SUBA5 provides a powerful tool to investigate subcellular localisation in Arabidopsis through the unification of disparate datasets and through the provision of web services. Users can construct queries to filter SUBA data or interrogate their protein sets for protein localisation and protein location relationships in the Arabidopsis model plant. SUBA5 houses large scale proteomic, Fluorescence Protein (FP) tagging localisation, Protein-Protein Interaction (PPI) data as well as PPI localisation data from subcellular compartments of Arabidopsis.
SUBA5 also contains pre-compiled bioinformatic predictions for protein subcellular localisations and a consensus classifier taking predictive and experimental information into account. The SUBA5 search interface and SUBA5 toolbox provides flexible options for refining or interrogating protein data sets by location, expected abundance, interactions, coexpression, protein properties and bibliographic information.The database has a web accessible interface that allows advanced combinatorial queries on the data as well as downloads for downstream applications.
Experimental Data in SUBA5
SUBA5 experimental data
The current version of SUBA5 is built on the TAIR10 Arabidopsis proteome. Methodology for data collection and curation is described in the database issue of Nucleic Acids Res. An overview of the data in SUBA5 as of August 2022 is shown below.
|localisations||11 compartments||incl. suborganellar categories|
|no. of proteins||no. of studies|
|TOTAL||18851 (of 35388)||3230|
Computational Resources in SUBA5
SUBA5 contains 22 predictors which use distinct training data sets, input variables and prediction methods. These have been reviewed and compared for their contribution to the SUBAcon call. Predictors vary in their accuracy for each subcellular compartment. Using this table you can find the most useful single predictor for your chosen compartment. The classifyer SUBAcon achieves the highest accuracy across all 10 subcellular categories.
SUBA5 tool box
The SUBA5 tool box is an interactive analysis centre that contains the Multiple Marker Abundance Profiling (MMAP) tool, The PPI Adjacency Tool (PAT) and the Coexpression Adjacency Tool (CAT). Linking the SUBAcon data to protein abundance or to protein-protein relationships enables users to spatially interprete their data. The relative abundance and purity of protein samples can be estimated, PPI data sets can be refined and spatial co-expression lists can be generated entering a list of AGIs.

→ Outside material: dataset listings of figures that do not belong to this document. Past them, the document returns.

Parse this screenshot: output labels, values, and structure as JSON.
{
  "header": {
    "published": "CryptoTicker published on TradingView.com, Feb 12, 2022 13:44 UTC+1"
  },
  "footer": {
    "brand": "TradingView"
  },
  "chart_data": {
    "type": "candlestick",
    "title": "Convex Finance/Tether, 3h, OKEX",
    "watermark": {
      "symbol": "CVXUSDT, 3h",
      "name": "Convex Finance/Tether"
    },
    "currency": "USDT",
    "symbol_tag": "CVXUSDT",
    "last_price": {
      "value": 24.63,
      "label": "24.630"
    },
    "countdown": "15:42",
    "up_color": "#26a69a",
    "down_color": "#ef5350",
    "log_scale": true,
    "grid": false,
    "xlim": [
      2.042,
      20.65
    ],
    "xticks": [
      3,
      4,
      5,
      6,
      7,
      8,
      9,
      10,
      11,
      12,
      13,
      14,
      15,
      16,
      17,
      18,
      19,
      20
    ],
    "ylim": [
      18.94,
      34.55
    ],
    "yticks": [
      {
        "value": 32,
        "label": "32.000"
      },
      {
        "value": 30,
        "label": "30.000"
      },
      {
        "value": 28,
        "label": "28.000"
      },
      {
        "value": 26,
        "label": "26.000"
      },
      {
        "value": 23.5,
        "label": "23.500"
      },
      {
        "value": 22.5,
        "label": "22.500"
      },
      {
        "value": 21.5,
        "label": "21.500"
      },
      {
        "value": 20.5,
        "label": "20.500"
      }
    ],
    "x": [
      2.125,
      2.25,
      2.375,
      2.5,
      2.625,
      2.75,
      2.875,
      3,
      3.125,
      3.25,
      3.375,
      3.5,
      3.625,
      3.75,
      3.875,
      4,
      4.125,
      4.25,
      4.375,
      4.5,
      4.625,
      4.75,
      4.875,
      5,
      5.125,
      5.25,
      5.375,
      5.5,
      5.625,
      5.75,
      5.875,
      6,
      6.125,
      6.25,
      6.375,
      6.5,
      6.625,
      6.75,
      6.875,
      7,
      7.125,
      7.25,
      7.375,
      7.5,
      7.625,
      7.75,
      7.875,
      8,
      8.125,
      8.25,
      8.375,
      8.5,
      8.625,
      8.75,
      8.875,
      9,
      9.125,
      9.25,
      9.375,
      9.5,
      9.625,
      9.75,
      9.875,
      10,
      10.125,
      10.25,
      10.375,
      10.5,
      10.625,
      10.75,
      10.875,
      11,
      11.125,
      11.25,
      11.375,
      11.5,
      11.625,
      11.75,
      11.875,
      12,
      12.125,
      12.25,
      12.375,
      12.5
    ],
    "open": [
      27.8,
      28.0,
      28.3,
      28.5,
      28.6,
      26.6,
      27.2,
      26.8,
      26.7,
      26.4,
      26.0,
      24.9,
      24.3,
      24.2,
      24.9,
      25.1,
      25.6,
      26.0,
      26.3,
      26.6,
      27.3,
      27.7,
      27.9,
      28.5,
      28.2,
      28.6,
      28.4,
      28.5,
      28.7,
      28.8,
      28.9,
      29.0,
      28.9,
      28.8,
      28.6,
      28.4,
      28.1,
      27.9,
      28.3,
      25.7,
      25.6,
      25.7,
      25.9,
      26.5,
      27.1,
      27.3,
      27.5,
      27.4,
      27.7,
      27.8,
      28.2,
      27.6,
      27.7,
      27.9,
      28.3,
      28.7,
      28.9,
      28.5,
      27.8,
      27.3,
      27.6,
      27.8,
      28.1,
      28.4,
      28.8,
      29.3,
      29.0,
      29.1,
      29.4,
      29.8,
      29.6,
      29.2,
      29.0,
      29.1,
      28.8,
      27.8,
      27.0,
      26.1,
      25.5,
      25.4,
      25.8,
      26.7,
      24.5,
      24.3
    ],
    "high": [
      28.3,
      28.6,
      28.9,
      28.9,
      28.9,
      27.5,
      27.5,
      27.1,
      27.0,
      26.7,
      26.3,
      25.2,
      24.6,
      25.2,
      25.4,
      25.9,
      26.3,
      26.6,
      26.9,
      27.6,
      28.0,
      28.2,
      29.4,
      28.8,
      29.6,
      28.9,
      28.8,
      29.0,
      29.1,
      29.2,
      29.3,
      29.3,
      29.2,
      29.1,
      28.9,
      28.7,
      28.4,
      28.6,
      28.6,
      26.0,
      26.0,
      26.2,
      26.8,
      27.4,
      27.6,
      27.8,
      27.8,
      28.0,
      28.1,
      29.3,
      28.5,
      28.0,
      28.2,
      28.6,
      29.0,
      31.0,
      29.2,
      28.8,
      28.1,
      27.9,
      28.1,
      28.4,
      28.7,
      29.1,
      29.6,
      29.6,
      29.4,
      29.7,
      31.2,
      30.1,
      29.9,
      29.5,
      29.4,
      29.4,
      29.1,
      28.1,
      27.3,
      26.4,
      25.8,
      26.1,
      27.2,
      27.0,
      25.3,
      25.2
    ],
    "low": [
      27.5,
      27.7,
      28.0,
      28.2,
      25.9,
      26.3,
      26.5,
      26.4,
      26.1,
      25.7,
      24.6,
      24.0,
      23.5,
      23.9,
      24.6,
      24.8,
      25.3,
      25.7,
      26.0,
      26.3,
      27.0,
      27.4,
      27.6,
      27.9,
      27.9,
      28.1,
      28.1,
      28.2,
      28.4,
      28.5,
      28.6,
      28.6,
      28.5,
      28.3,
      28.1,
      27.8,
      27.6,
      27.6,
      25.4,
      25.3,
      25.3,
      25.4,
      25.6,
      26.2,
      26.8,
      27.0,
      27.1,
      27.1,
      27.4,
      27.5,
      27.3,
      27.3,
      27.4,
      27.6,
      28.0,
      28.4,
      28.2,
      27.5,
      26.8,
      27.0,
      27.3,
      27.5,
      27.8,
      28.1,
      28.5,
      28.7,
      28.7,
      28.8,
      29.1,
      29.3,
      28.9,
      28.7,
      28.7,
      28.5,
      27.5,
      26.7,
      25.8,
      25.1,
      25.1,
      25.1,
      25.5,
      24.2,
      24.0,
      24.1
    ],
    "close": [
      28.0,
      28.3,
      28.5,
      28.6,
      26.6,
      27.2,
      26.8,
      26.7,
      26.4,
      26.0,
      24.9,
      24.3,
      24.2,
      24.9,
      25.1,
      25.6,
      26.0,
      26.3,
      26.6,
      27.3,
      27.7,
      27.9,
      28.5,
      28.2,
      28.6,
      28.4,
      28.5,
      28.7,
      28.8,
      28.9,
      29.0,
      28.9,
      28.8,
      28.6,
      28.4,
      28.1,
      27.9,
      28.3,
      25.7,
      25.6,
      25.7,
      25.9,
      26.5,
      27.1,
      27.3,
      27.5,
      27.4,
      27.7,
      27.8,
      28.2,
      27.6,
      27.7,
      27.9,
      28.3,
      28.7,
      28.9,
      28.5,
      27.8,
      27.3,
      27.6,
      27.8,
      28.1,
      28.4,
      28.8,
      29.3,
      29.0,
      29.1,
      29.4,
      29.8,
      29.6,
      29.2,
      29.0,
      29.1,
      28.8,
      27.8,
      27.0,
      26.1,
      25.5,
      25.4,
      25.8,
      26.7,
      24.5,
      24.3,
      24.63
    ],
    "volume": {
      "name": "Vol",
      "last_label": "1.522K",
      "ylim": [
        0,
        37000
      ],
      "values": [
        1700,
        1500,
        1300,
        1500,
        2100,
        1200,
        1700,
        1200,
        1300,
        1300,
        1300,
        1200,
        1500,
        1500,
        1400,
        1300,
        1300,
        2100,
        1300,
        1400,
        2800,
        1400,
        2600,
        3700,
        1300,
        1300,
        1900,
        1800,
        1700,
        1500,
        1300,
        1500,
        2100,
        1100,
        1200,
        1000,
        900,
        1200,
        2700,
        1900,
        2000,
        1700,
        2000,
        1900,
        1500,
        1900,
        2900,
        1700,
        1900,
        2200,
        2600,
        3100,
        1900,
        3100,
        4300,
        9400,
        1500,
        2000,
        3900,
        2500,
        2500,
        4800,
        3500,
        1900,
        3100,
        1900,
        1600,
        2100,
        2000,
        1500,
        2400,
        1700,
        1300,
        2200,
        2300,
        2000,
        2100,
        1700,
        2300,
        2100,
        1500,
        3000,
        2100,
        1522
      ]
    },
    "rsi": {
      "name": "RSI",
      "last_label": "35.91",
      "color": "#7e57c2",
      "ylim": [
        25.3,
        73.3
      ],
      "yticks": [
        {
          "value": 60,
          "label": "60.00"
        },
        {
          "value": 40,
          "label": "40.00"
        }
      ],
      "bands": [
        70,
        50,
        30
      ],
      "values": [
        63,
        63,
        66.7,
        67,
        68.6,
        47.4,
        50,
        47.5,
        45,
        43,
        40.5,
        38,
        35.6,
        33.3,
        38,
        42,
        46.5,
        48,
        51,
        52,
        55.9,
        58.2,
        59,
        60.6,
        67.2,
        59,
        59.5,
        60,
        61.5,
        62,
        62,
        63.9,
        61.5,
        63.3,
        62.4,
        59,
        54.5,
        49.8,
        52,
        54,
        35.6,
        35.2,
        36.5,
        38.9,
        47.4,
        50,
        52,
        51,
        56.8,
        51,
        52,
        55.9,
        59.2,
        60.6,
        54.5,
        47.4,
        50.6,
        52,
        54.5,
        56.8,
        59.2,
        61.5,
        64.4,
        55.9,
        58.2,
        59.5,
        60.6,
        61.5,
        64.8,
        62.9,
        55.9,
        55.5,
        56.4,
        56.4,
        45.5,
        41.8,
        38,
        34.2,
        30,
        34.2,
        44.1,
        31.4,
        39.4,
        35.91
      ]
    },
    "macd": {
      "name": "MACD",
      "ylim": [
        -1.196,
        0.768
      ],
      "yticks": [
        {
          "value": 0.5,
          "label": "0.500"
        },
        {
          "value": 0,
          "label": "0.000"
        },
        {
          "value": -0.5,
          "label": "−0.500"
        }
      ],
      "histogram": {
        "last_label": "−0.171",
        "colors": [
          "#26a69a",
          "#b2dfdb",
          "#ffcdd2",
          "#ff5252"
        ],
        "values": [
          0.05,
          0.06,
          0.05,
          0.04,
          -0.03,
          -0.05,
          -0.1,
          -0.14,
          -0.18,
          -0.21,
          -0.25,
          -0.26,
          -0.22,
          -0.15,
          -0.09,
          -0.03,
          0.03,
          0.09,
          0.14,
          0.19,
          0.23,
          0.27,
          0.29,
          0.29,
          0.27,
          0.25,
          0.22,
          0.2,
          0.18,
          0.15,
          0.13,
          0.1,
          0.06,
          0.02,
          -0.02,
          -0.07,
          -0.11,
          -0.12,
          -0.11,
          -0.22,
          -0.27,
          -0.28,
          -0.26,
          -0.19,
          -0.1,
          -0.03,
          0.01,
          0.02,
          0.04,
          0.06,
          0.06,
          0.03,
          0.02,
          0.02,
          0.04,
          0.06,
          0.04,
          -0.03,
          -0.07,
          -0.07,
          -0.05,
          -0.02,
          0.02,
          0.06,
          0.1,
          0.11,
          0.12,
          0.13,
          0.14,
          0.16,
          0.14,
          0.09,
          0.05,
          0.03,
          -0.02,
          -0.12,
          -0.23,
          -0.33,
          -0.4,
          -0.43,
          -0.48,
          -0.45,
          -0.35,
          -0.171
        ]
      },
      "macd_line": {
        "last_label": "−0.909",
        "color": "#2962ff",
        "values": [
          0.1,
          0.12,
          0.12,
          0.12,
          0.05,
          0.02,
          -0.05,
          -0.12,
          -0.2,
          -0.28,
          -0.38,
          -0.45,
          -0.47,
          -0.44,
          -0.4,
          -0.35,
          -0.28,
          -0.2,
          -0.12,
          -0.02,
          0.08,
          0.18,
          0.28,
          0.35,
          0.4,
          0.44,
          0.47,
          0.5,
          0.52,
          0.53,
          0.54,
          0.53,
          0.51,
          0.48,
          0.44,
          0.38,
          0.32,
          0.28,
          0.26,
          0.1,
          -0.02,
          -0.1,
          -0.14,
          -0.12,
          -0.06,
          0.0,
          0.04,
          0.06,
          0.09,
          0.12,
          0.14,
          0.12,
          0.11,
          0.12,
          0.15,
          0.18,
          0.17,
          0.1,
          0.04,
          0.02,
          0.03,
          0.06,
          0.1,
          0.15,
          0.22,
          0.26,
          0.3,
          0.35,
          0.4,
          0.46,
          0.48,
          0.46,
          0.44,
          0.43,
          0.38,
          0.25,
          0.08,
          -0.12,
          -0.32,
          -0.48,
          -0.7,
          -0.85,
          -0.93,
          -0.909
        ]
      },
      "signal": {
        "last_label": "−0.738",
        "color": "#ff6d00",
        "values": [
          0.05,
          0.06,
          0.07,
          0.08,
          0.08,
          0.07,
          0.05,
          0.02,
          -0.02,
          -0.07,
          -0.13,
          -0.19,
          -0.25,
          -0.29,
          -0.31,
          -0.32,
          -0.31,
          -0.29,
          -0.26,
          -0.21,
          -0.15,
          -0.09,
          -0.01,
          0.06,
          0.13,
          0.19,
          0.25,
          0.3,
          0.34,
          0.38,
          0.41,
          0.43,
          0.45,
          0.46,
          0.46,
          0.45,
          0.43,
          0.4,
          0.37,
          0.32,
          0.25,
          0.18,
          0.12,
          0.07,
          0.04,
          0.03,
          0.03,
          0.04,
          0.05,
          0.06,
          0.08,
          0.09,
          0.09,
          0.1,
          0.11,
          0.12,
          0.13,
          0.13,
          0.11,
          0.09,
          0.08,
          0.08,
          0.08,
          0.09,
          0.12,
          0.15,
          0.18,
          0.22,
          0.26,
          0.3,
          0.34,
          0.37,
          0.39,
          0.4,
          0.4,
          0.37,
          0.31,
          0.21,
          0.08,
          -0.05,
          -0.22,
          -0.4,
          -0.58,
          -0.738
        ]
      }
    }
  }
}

SUBA5 consensus (SUBAcon) locations
Abundant experimental data from fluorescent protein (FP) tagging or mass spectrometry (MS) are available for Arabidopsis, yet they only cover ~ 40% of the proteome. For the remaining 60% of proteins, many computational tools have been developed to predict proteome-wide subcellular location. None of the mentioned approaches are error-free and thus results are often contradictory. To help unify the multiple data contained in SUBA5, we have developed the SUBcellular Arabidopsis consensus (SUBAcon) algorithm, a naive Bayes classifier that integrates 22 computational prediction algorithms, experimental FP and MS localisations, protein-protein interaction and co-expression data to derive a consensus call and probability. SUBAcon classifies protein location in Arabidopsis more accurately than single predictors. SUBAcon is a useful tool for recovering proteome-wide subcellular locations of Arabidopsis proteins.
Arabidopsis SUbcellular REference (ASURE)
ASURE is the reference data used for training SUBAcon and its built is described in our SUBAcon report. ASURE contains 5,426 proteins of which 3497 (64%) have been independently experimentally localised. Because experimental (FP, MS) data were introduced in the SUBAcon classification algorithm, the assembly of ASURE subcellular-proteomes used additional inclusion criteria for curated ASURE proteins such as protein function and evidence from orthologoes in other species obtained from cropPAL. ASURE showed a discrepancy of less then 1% compared to the high-confidence Arabidopsis plastid proteome and to the peer-reviewed reference sets used for training the predictors MultiLoc2, EpiLoc and YLoc. ASURE is a searchable high confidence subproteome reference standard that can be accessed through the ASURE portal.